Заинтригованная Кларенс удивленно приподняла брови. Здесь что же, и отели есть?


Войдя в дом, она удивленно присвистнула.

В простом жилище был утоптанный земляной пол, и хотя здесь почти не было мебели, трудно было представить более гостеприимное и романтичное место. В центре комнаты находился каменный очаг; рядом были сложены дрова, чтобы развести огонь. Рядом с примитивным очагом находилось широкое бамбуковое ложе, едва приподнятое над полом — по всей видимости, кровать. На маленький столик уже кто-то успел поставить миску, полную спелых аппетитных фруктов.

— Ночевать будем здесь, — объяснил Инико, сваливая рюкзаки на пол. — А сейчас нам надлежит принять приглашение вождя. Как раз время ужинать. Соберется вся деревня.

Кларенс почувствовала в животе мурашки. Он собирается представить ее жителям деревни? Но это же лучшая возможность расспросить о предполагаемых друзьях ее отца!

В радостном предвкушении она прошла за Инико в Общий дом, который понемногу наполнялся народом.

Вождя звали Димасом. Это был невысокий сгорбленный человек с курчавыми седыми волосами и резкими глубокими морщинами. Две глубокие складки тянулись вдоль его щек, обрамляя широкий нос и толстые губы. Судя по тому, с какой теплотой поприветствовал он Инико, как и большинство остальных, Кларенс поняла, что Инико здесь очень уважают.

Все расселись на полу широким кругом.

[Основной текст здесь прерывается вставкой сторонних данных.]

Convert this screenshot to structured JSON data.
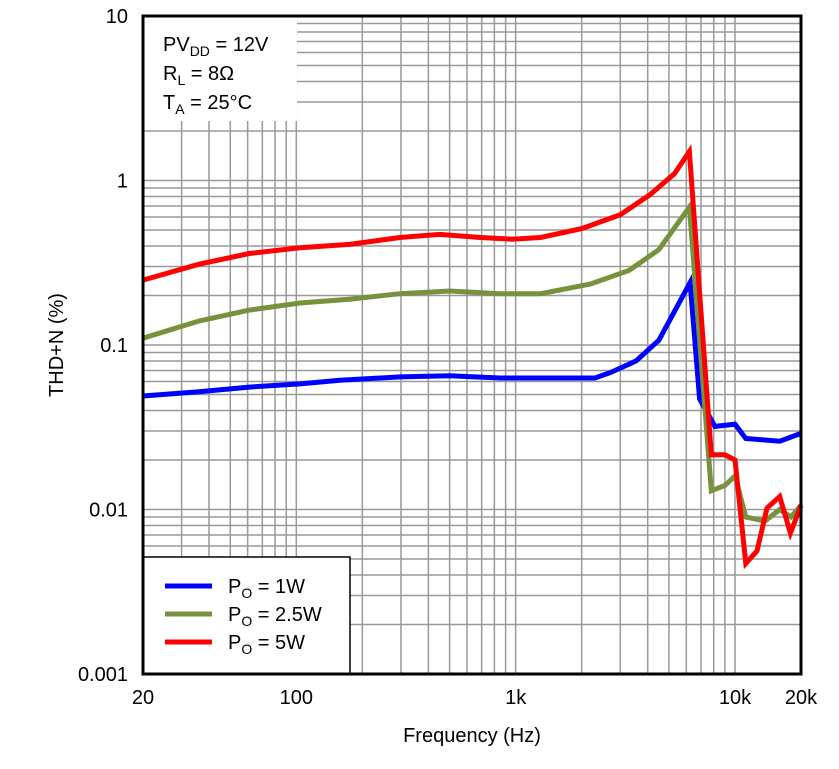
{
  "chart_data": {
    "type": "line",
    "title": "",
    "xlabel": "Frequency (Hz)",
    "ylabel": "THD+N (%)",
    "xscale": "log",
    "yscale": "log",
    "xlim": [
      20,
      20000
    ],
    "ylim": [
      0.001,
      10
    ],
    "grid": true,
    "x_ticks": [
      {
        "v": 20,
        "label": "20"
      },
      {
        "v": 100,
        "label": "100"
      },
      {
        "v": 1000,
        "label": "1k"
      },
      {
        "v": 10000,
        "label": "10k"
      },
      {
        "v": 20000,
        "label": "20k"
      }
    ],
    "y_ticks": [
      {
        "v": 10,
        "label": "10"
      },
      {
        "v": 1,
        "label": "1"
      },
      {
        "v": 0.1,
        "label": "0.1"
      },
      {
        "v": 0.01,
        "label": "0.01"
      },
      {
        "v": 0.001,
        "label": "0.001"
      }
    ],
    "annotation": [
      {
        "main": "PV",
        "sub": "DD",
        "rest": " = 12V"
      },
      {
        "main": "R",
        "sub": "L",
        "rest": " = 8Ω"
      },
      {
        "main": "T",
        "sub": "A",
        "rest": " = 25°C"
      }
    ],
    "legend_position": "bottom-left",
    "series": [
      {
        "name": "P",
        "name_sub": "O",
        "name_rest": " = 1W",
        "color": "#0000FF",
        "x": [
          20,
          36,
          61,
          104,
          158,
          297,
          500,
          850,
          2300,
          2700,
          3540,
          4500,
          6240,
          6900,
          8100,
          10000,
          11200,
          16000,
          20000
        ],
        "y": [
          0.049,
          0.052,
          0.0555,
          0.058,
          0.061,
          0.064,
          0.065,
          0.063,
          0.063,
          0.068,
          0.08,
          0.107,
          0.24,
          0.047,
          0.032,
          0.033,
          0.027,
          0.026,
          0.029
        ]
      },
      {
        "name": "P",
        "name_sub": "O",
        "name_rest": " = 2.5W",
        "color": "#76923C",
        "x": [
          20,
          36,
          61,
          104,
          177,
          297,
          500,
          850,
          1300,
          2200,
          3300,
          4500,
          6200,
          7800,
          9000,
          10000,
          11200,
          13700,
          16000,
          18000,
          20000
        ],
        "y": [
          0.11,
          0.14,
          0.163,
          0.18,
          0.19,
          0.205,
          0.213,
          0.205,
          0.205,
          0.235,
          0.285,
          0.38,
          0.69,
          0.013,
          0.014,
          0.016,
          0.009,
          0.0085,
          0.01,
          0.009,
          0.0106
        ]
      },
      {
        "name": "P",
        "name_sub": "O",
        "name_rest": " = 5W",
        "color": "#FF0000",
        "x": [
          20,
          36,
          61,
          104,
          177,
          297,
          450,
          690,
          960,
          1300,
          2000,
          3000,
          4100,
          5300,
          6200,
          7800,
          9000,
          10000,
          11200,
          12600,
          14000,
          16000,
          17900,
          20000
        ],
        "y": [
          0.248,
          0.31,
          0.36,
          0.39,
          0.41,
          0.45,
          0.47,
          0.45,
          0.44,
          0.45,
          0.51,
          0.62,
          0.82,
          1.1,
          1.5,
          0.0215,
          0.0215,
          0.02,
          0.0047,
          0.0056,
          0.0102,
          0.012,
          0.0072,
          0.0106
        ]
      }
    ]
  }
}
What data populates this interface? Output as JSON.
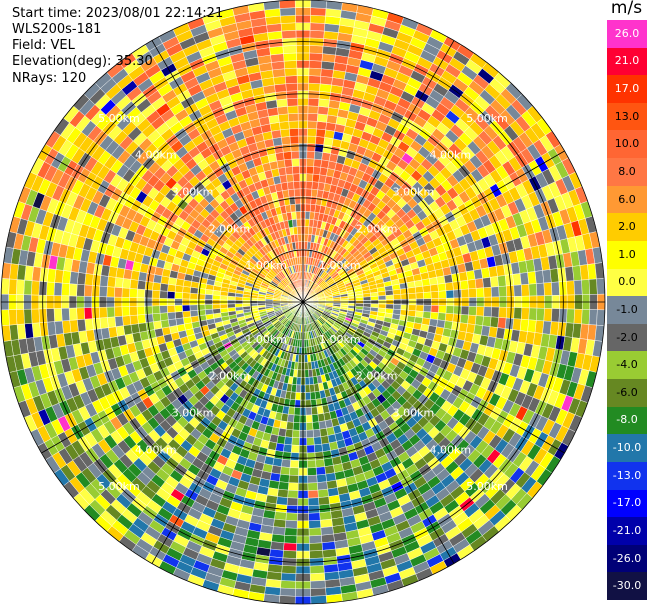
{
  "info": {
    "start_time": "Start time: 2023/08/01 22:14:21",
    "instrument": "WLS200s-181",
    "field": "Field: VEL",
    "elevation": "Elevation(deg): 35.30",
    "nrays": "NRays: 120"
  },
  "chart_data": {
    "type": "heatmap",
    "projection": "polar-ppi",
    "field": "VEL",
    "units": "m/s",
    "nrays": 120,
    "elevation_deg": 35.3,
    "range_rings_km": [
      1,
      2,
      3,
      4,
      5
    ],
    "range_ring_labels": [
      "1.00km",
      "2.00km",
      "3.00km",
      "4.00km",
      "5.00km"
    ],
    "max_range_km": 5.8,
    "colorbar": {
      "title": "m/s",
      "labels": [
        "26.0",
        "21.0",
        "17.0",
        "13.0",
        "10.0",
        "8.0",
        "6.0",
        "2.0",
        "1.0",
        "0.0",
        "-1.0",
        "-2.0",
        "-4.0",
        "-6.0",
        "-8.0",
        "-10.0",
        "-13.0",
        "-17.0",
        "-21.0",
        "-26.0",
        "-30.0"
      ],
      "colors": [
        "#ff33cc",
        "#ff0033",
        "#ff3300",
        "#ff5511",
        "#ff6633",
        "#ff7744",
        "#ff9933",
        "#ffcc00",
        "#ffff00",
        "#ffff44",
        "#778899",
        "#666666",
        "#99cc33",
        "#668822",
        "#228b22",
        "#2277aa",
        "#1133ee",
        "#0000ff",
        "#0000aa",
        "#000077",
        "#111144"
      ]
    },
    "velocity_pattern": {
      "description_free": true,
      "north_sector_mean": 8.0,
      "south_sector_mean": -6.0,
      "east_west_mean": 1.0
    }
  }
}
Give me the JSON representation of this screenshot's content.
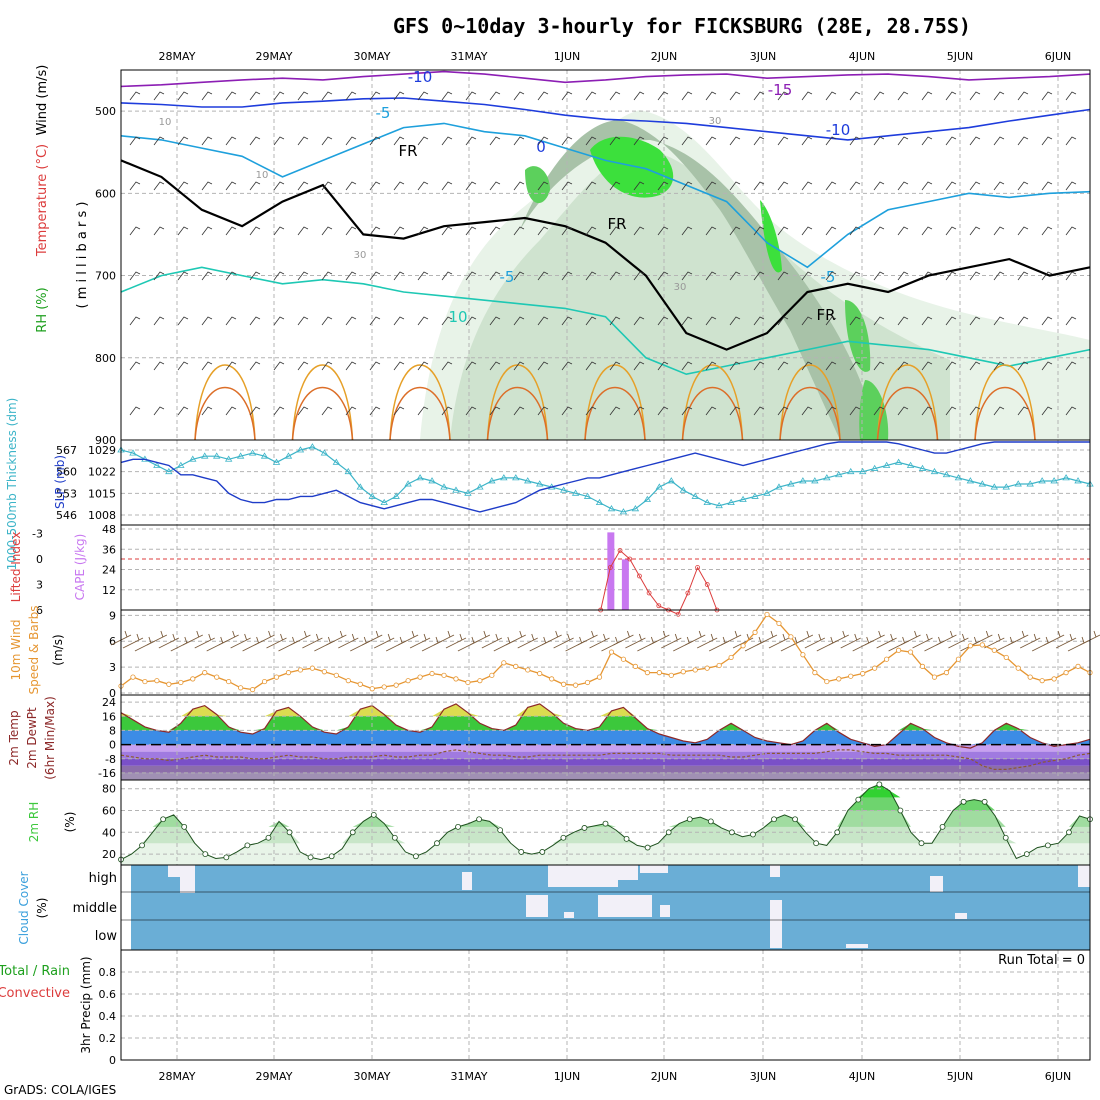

Кларенс и Инико усадили на почетные места, рядом с Димасом. Кое-кто из мужчин бросал на спутницу Инико любопытные взгляды, а несколько ребятишек уселись вокруг нее кольцом. Очевидно, в этот вечер ей суждено было быть в центре внимания, так что во время обильного ужина, состоявшего из рыбы, жареных бананов, юкки и запеченных плодов хлебного дерева, ей пришлось отвечать на множество вопросов о жизни в Испании.

Она заметила, что мужчины преспокойно сидели, пока женщины сновали туда-сюда, нося посуду с едой и напитками — по большей части, с напитками, ухитряясь при этом не спотыкаться о малышей, мельтешивших между едой и белой женщиной.


Когда неизбежная тема снега и катания на лыжах была исчерпана, Кларенс, взбудораженная как обилием новостей, так и пальмовым вином, которое впервые попробовала сегодня вечером, заразительно рассмеялась.